Thermal Stability of GMR in Co/Cu Multilayers Fabricated on bcc Solid Solution Buffer Layers

Abstract

The thermal stability of the giant magnetoresistance (GMR) effect was examined in Co/Cu multilayers fabricated on various buffer layers with differing interfacial roughnesses and crystallographic orientations. In multilayers on body-centered cubic (BCC)-Cr₉₀Ni₁₀ and (BCC)-Cr₈₀Fe₂₀ buffer layers, the MR ratio is maintained at over 50% up to the annealing temperature of 300°C. On the other hand the MR ratio of the multilayer fabricated on δ-Cr₆₃(Ni-Fe)₃₇ buffer layer and that of the multilayer fabricated with introducing impurity oxygen into the sputtering atmosphere, decreased significantly after the thermal annealing at relatively lower temperature.
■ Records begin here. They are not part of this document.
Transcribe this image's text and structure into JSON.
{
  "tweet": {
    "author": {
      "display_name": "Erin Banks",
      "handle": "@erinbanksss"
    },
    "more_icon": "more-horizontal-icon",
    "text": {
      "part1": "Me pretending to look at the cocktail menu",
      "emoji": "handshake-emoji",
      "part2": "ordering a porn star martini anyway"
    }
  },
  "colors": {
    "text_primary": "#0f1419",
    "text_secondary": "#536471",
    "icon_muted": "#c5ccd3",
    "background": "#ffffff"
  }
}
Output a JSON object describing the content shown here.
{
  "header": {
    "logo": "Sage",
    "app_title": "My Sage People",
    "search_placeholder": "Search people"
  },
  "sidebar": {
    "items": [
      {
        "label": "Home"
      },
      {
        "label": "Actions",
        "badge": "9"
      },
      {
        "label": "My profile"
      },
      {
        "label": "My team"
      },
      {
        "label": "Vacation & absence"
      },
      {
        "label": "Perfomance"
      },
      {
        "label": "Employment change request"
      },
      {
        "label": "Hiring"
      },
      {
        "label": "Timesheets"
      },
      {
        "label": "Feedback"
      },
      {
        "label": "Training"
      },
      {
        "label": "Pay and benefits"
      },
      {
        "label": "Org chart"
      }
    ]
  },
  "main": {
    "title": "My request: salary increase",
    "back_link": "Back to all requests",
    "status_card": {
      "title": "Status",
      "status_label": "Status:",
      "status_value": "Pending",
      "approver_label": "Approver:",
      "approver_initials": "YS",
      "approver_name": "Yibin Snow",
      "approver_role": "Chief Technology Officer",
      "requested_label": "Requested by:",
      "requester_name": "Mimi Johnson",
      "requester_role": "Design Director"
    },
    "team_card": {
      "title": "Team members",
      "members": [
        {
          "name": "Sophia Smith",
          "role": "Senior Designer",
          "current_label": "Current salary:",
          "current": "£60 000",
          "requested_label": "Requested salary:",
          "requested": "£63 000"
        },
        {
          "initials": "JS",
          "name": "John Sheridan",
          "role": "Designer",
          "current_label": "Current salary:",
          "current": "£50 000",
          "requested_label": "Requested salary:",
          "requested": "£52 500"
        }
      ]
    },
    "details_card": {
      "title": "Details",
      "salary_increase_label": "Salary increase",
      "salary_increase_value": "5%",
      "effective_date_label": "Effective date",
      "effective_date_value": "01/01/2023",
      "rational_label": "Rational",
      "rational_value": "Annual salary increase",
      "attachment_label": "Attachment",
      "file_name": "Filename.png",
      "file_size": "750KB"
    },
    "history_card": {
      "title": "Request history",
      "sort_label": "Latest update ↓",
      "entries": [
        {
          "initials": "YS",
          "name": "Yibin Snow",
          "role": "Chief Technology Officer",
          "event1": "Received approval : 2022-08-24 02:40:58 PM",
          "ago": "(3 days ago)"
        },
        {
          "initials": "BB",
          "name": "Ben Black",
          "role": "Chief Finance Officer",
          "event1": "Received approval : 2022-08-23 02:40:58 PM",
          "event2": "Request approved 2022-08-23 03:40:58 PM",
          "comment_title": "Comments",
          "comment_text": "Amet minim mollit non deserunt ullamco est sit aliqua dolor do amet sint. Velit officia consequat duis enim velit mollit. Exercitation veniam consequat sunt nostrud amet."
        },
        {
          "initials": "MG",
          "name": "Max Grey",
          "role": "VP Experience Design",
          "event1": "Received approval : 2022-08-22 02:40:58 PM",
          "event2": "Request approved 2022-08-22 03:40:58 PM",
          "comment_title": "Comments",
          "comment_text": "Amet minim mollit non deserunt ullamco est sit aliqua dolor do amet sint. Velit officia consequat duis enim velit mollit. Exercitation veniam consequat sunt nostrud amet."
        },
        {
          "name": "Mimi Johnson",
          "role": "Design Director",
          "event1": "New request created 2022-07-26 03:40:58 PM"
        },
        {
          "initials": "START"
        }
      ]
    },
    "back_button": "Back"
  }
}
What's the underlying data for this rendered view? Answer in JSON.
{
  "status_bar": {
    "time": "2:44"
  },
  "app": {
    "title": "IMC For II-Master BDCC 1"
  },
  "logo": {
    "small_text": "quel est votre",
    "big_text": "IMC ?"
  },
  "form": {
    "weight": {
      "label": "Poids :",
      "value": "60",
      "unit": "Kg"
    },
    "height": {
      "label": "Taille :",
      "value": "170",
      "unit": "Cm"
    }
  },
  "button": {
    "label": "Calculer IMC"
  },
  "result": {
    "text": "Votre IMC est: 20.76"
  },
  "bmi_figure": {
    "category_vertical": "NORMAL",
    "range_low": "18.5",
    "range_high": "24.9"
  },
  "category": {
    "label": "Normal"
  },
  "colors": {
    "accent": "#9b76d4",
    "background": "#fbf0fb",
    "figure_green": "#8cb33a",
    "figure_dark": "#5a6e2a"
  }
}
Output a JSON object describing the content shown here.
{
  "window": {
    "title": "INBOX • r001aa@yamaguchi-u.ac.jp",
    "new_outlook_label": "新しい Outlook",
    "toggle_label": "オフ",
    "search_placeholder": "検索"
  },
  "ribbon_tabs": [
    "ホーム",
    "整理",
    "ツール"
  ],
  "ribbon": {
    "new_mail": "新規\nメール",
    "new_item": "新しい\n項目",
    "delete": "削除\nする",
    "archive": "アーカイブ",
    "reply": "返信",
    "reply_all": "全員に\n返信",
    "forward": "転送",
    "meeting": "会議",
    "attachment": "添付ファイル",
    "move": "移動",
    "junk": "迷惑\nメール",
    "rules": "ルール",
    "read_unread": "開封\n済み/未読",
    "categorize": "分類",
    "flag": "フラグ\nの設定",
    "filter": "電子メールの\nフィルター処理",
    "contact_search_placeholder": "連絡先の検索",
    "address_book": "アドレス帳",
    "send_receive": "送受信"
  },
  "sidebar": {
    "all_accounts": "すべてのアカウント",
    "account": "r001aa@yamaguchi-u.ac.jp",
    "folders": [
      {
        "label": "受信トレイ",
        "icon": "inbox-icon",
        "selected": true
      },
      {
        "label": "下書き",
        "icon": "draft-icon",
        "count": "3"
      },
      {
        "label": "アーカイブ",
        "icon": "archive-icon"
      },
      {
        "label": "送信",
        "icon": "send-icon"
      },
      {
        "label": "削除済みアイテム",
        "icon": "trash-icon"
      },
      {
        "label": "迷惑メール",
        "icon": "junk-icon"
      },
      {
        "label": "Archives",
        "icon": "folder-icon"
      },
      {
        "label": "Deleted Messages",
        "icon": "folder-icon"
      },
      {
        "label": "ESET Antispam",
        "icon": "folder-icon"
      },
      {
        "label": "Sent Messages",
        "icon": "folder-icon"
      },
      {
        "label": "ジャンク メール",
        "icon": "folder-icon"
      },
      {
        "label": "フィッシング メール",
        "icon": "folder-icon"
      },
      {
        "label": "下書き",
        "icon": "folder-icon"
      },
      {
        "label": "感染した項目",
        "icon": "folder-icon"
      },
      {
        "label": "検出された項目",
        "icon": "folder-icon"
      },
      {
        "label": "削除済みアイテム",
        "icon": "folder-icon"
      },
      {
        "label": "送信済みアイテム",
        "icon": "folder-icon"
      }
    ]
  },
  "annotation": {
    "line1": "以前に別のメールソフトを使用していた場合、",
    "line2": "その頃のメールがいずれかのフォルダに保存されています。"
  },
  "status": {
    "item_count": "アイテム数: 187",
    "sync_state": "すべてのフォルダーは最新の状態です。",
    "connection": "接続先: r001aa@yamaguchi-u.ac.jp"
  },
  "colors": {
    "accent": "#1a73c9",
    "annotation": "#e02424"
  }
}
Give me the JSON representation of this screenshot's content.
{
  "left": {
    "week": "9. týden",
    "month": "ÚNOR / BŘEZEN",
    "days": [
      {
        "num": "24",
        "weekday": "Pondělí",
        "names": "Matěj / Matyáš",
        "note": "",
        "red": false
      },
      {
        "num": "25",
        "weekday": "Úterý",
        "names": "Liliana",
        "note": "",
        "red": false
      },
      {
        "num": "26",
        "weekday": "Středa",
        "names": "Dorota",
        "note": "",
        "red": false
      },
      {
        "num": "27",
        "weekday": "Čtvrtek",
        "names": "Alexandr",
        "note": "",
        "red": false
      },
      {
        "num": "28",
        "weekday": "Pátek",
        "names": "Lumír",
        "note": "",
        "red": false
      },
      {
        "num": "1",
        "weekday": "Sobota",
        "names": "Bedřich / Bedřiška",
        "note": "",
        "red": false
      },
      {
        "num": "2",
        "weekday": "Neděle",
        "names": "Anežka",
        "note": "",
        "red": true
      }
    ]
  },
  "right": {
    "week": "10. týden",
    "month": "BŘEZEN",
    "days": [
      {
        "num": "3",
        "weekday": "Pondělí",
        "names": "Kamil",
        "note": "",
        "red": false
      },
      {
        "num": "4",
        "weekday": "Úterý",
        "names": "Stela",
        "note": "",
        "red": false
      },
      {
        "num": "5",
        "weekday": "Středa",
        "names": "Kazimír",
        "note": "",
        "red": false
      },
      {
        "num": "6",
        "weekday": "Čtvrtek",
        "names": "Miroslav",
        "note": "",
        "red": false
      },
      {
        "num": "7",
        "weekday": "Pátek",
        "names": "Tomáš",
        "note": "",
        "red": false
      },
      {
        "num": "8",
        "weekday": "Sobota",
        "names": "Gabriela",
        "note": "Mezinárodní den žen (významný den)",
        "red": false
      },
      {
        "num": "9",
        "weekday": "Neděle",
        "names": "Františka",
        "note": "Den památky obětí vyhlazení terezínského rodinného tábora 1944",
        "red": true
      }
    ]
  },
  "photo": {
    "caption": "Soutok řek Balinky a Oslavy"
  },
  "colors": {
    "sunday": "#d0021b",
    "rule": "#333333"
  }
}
Secondary ion mass spectroscopy (SIMS) analysis for the multilayer on (BCC)-Cr₉₀Ni₁₀ buffer layer shows a very small amount of atomic diffusion of buffer layer elements into the multilayer after thermal annealing, in comparison with data for multilayers fabricated on a δ-Cr₆₃(Ni-Fe)₃₇ buffer layer. Through detailed structural analysis of the multilayers, it was concluded that the interfacial flatness at grain boundaries should be improved to prevent atomic inter-diffusion and to achieve high thermal stability of the GMR effect in Co/Cu multilayers.